Erythrodermic psoriasis: may result from progression of chronic disease to an exfoliative phase with plaques covering most of the body. Associated with mild systemic upset. More serious form is an acute deterioration. This may be triggered by a variety of factors such as withdrawal of systemic steroids. Patients need to be admitted to hospital for management


What is eczema herpeticum?

Kaposi's varicelliform eruption

Widespread eruption, serious complication of atopic eczema or less commonly other conditions, caused by herpes simplex virus (common in atopic children)

Extensive crusted papules, blisters and erosions
Systemically unwell with fever and malaise

Tx: admit children for IV aciclovir, antibiotics for bacterial secondary infection

Complications: herpes hepatitis, encephalitis, DIC, rarely death


What is necrotising fasciitis?

Rapidly spreading infection of deep fascia with secondary tissue necrosis.

Type 1 = mixed aerobes and anerobes (often post-surgery in diabetics). Type 2 = Strep pyogenes (group A strep).

Risk factors: abdominal surgery, medical conditions e.g. diabetes, malignancy. 50% in previously healthy pts.

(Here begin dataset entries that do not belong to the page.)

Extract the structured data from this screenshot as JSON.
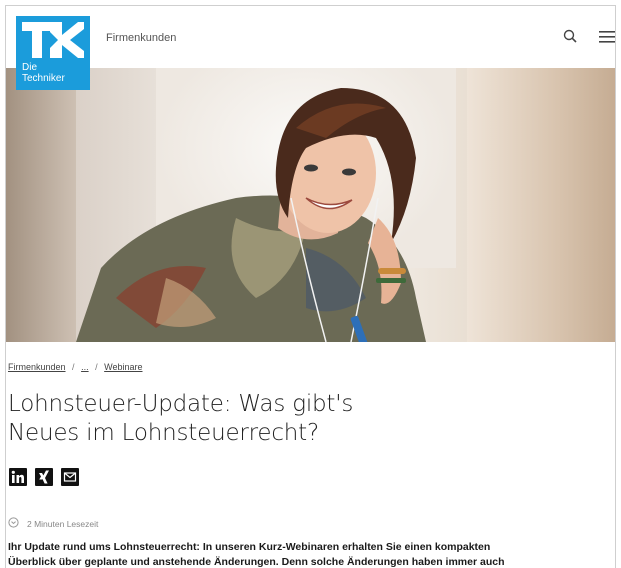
{
  "brand": {
    "logo_line1": "Die",
    "logo_line2": "Techniker",
    "color": "#1b9cdb"
  },
  "header": {
    "nav_label": "Firmenkunden"
  },
  "icons": {
    "search": "search-icon",
    "menu": "menu-icon",
    "linkedin": "linkedin-icon",
    "xing": "xing-icon",
    "mail": "mail-icon",
    "clock": "clock-icon"
  },
  "hero": {
    "description_alt": ""
  },
  "breadcrumb": {
    "item1": "Firmenkunden",
    "sep": "/",
    "ellipsis": "...",
    "item3": "Webinare"
  },
  "article": {
    "title_line1": "Lohnsteuer-Update: Was gibt's",
    "title_line2": "Neues im Lohnsteuerrecht?",
    "read_time": "2 Minuten Lesezeit",
    "intro_line1": "Ihr Update rund ums Lohnsteuerrecht: In unseren Kurz-Webinaren erhalten Sie einen kompakten",
    "intro_line2": "Überblick über geplante und anstehende Änderungen. Denn solche Änderungen haben immer auch"
  }
}
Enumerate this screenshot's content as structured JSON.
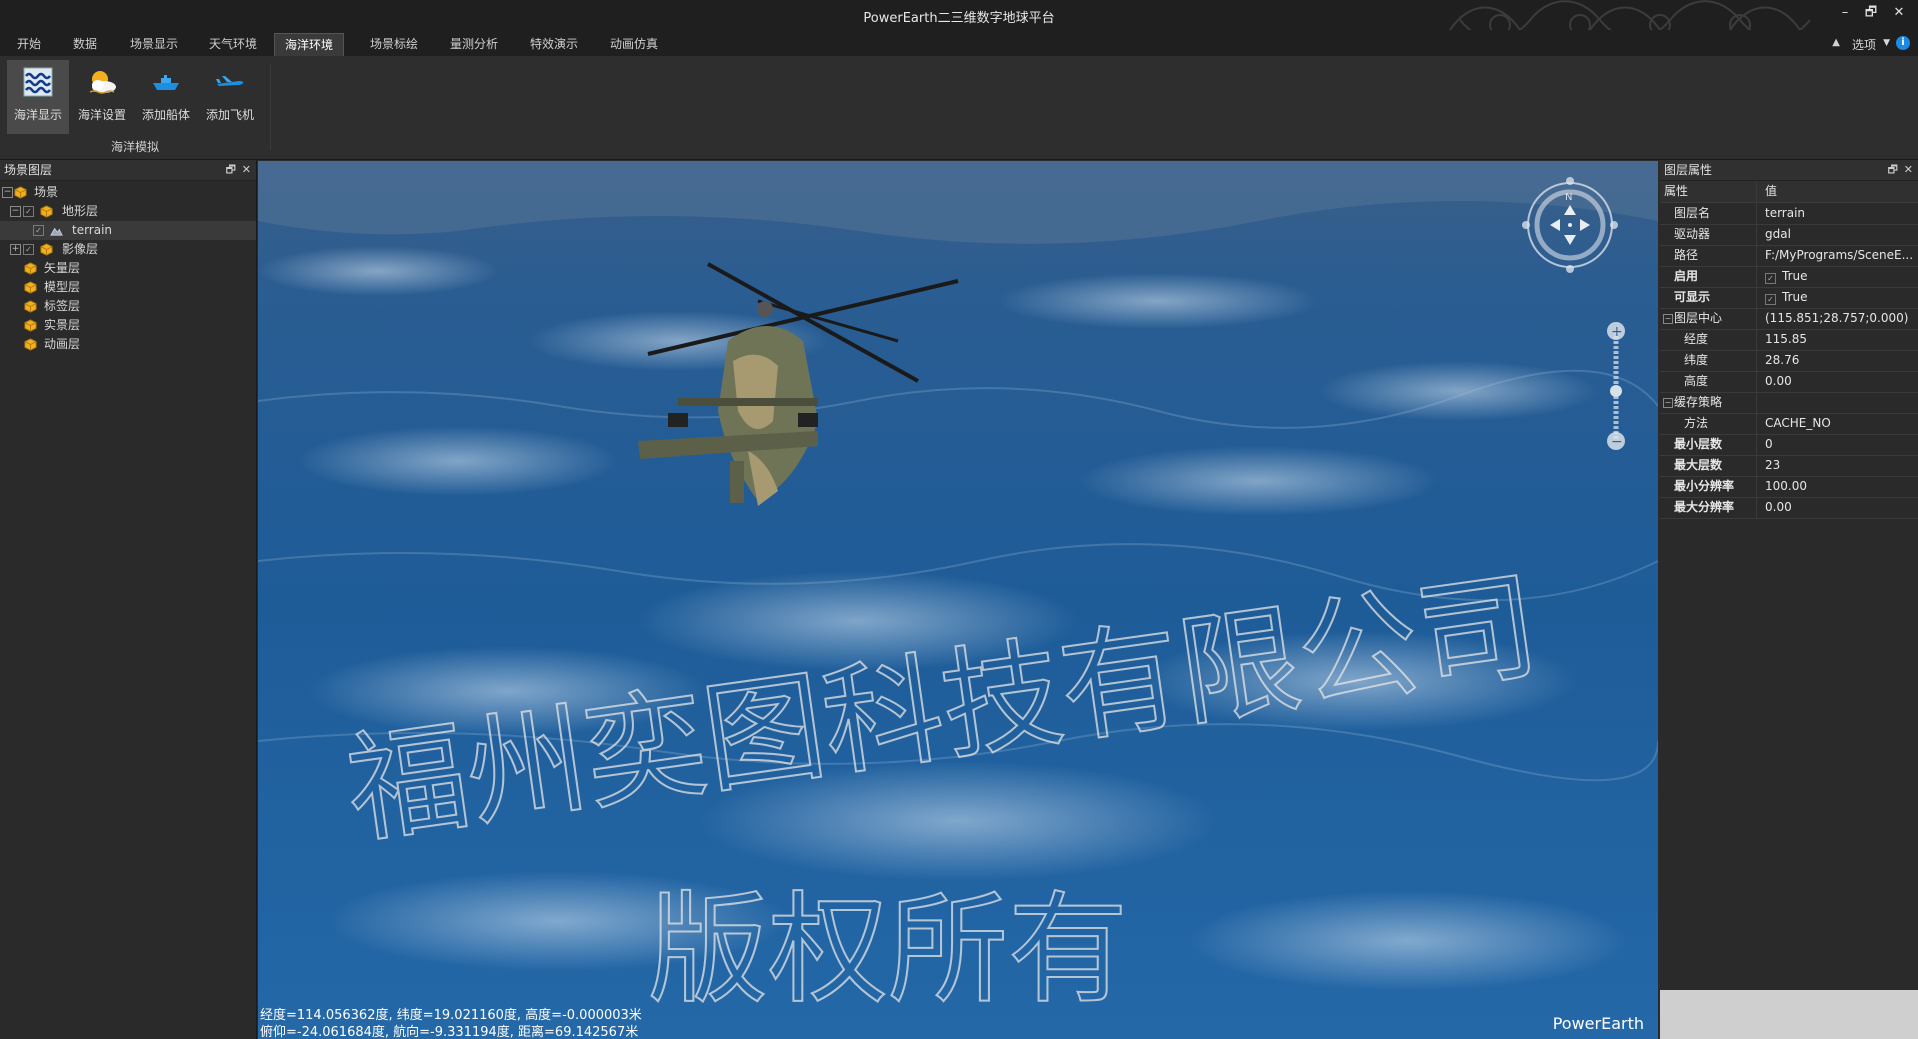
{
  "app": {
    "title": "PowerEarth二三维数字地球平台"
  },
  "window_controls": {
    "minimize": "–",
    "restore": "🗗",
    "close": "✕"
  },
  "menu": {
    "tabs": [
      {
        "label": "开始"
      },
      {
        "label": "数据"
      },
      {
        "label": "场景显示"
      },
      {
        "label": "天气环境"
      },
      {
        "label": "海洋环境",
        "active": true
      },
      {
        "label": "场景标绘"
      },
      {
        "label": "量测分析"
      },
      {
        "label": "特效演示"
      },
      {
        "label": "动画仿真"
      }
    ],
    "options_label": "选项",
    "help": "i"
  },
  "ribbon": {
    "buttons": [
      {
        "label": "海洋显示",
        "icon": "waves-icon",
        "selected": true
      },
      {
        "label": "海洋设置",
        "icon": "sun-cloud-icon"
      },
      {
        "label": "添加船体",
        "icon": "ship-icon"
      },
      {
        "label": "添加飞机",
        "icon": "airplane-icon"
      }
    ],
    "group_label": "海洋模拟"
  },
  "left_panel": {
    "title": "场景图层",
    "tree": [
      {
        "label": "场景",
        "level": 0,
        "expander": "−"
      },
      {
        "label": "地形层",
        "level": 1,
        "expander": "−",
        "checked": true
      },
      {
        "label": "terrain",
        "level": 2,
        "checked": true,
        "selected": true
      },
      {
        "label": "影像层",
        "level": 1,
        "expander": "+",
        "checked": true
      },
      {
        "label": "矢量层",
        "level": 1
      },
      {
        "label": "模型层",
        "level": 1
      },
      {
        "label": "标签层",
        "level": 1
      },
      {
        "label": "实景层",
        "level": 1
      },
      {
        "label": "动画层",
        "level": 1
      }
    ]
  },
  "viewport": {
    "watermark_line1": "福州奕图科技有限公司",
    "watermark_line2": "版权所有",
    "status_line1": "经度=114.056362度, 纬度=19.021160度, 高度=-0.000003米",
    "status_line2": "俯仰=-24.061684度, 航向=-9.331194度, 距离=69.142567米",
    "brand": "PowerEarth",
    "compass_north": "N",
    "zoom_in": "+",
    "zoom_out": "−"
  },
  "right_panel": {
    "title": "图层属性",
    "columns": {
      "key": "属性",
      "value": "值"
    },
    "rows": [
      {
        "key": "图层名",
        "value": "terrain"
      },
      {
        "key": "驱动器",
        "value": "gdal"
      },
      {
        "key": "路径",
        "value": "F:/MyPrograms/SceneE..."
      },
      {
        "key": "启用",
        "value": "True",
        "checkbox": true,
        "bold": true
      },
      {
        "key": "可显示",
        "value": "True",
        "checkbox": true,
        "bold": true
      },
      {
        "key": "图层中心",
        "value": "(115.851;28.757;0.000)",
        "group": true
      },
      {
        "key": "经度",
        "value": "115.85",
        "indent": true
      },
      {
        "key": "纬度",
        "value": "28.76",
        "indent": true
      },
      {
        "key": "高度",
        "value": "0.00",
        "indent": true
      },
      {
        "key": "缓存策略",
        "value": "",
        "group": true
      },
      {
        "key": "方法",
        "value": "CACHE_NO",
        "indent": true
      },
      {
        "key": "最小层数",
        "value": "0",
        "bold": true
      },
      {
        "key": "最大层数",
        "value": "23",
        "bold": true
      },
      {
        "key": "最小分辨率",
        "value": "100.00",
        "bold": true
      },
      {
        "key": "最大分辨率",
        "value": "0.00",
        "bold": true
      }
    ]
  },
  "colors": {
    "background": "#2b2b2b",
    "sea": "#1c4d7c",
    "accent": "#1e88e5"
  }
}
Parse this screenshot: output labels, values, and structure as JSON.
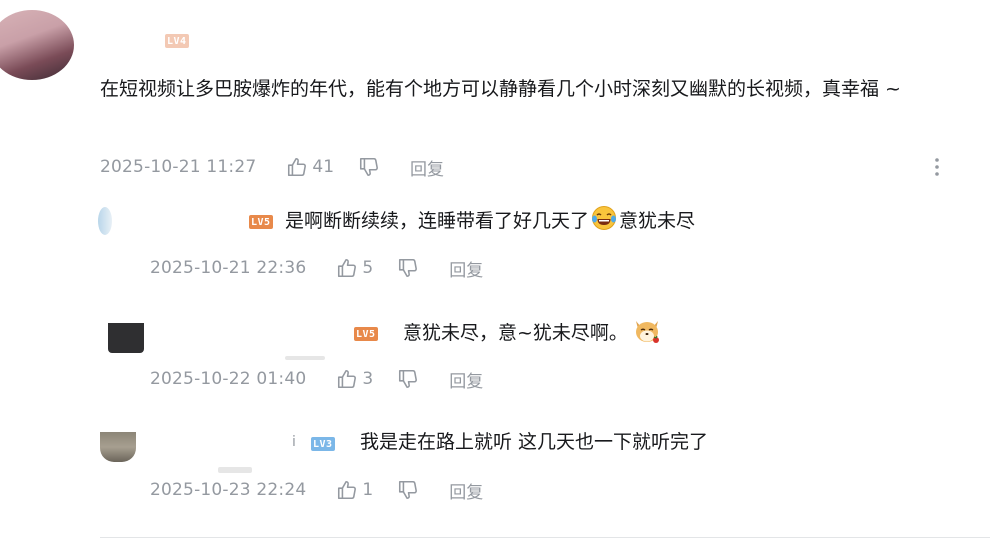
{
  "colors": {
    "text": "#18191c",
    "meta": "#9499a0",
    "lv4": "#f3c9b4",
    "lv5": "#e8894a",
    "lv3": "#7bb7e8"
  },
  "main_comment": {
    "level": "LV4",
    "text": "在短视频让多巴胺爆炸的年代，能有个地方可以静静看几个小时深刻又幽默的长视频，真幸福 ~",
    "time": "2025-10-21 11:27",
    "likes": "41",
    "reply_label": "回复",
    "more_icon": "more-vertical-icon"
  },
  "replies": [
    {
      "level": "LV5",
      "text_before_emoji": "是啊断断续续，连睡带看了好几天了",
      "emoji": "laughing-tears-emoji",
      "text_after_emoji": "意犹未尽",
      "time": "2025-10-21 22:36",
      "likes": "5",
      "reply_label": "回复"
    },
    {
      "level": "LV5",
      "text": "意犹未尽，意~犹未尽啊。",
      "emoji": "shiba-dog-emoji",
      "time": "2025-10-22 01:40",
      "likes": "3",
      "reply_label": "回复"
    },
    {
      "name_fragment": "i",
      "level": "LV3",
      "text": "我是走在路上就听 这几天也一下就听完了",
      "time": "2025-10-23 22:24",
      "likes": "1",
      "reply_label": "回复"
    }
  ]
}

Acute onset, severe pain / tender, erythematous, blistering, necrotic skin, systemically unwell with fever and tachycardia, presence of crepitus (subcut emphysema), XR may show soft tissue gas (absence should not exclude diagnosis)

Management: urgent referral for extensive surgical debridement, IV Abx, mortality up to 76%


How is erythema multiforme treated?

Treat infection
Stop medication causing reaction
Systemic corticosteroids to reduce inflammation

Typically self resolves over weeks

If recurrent due to herpes simplex, continuous aciclovir can be preventative.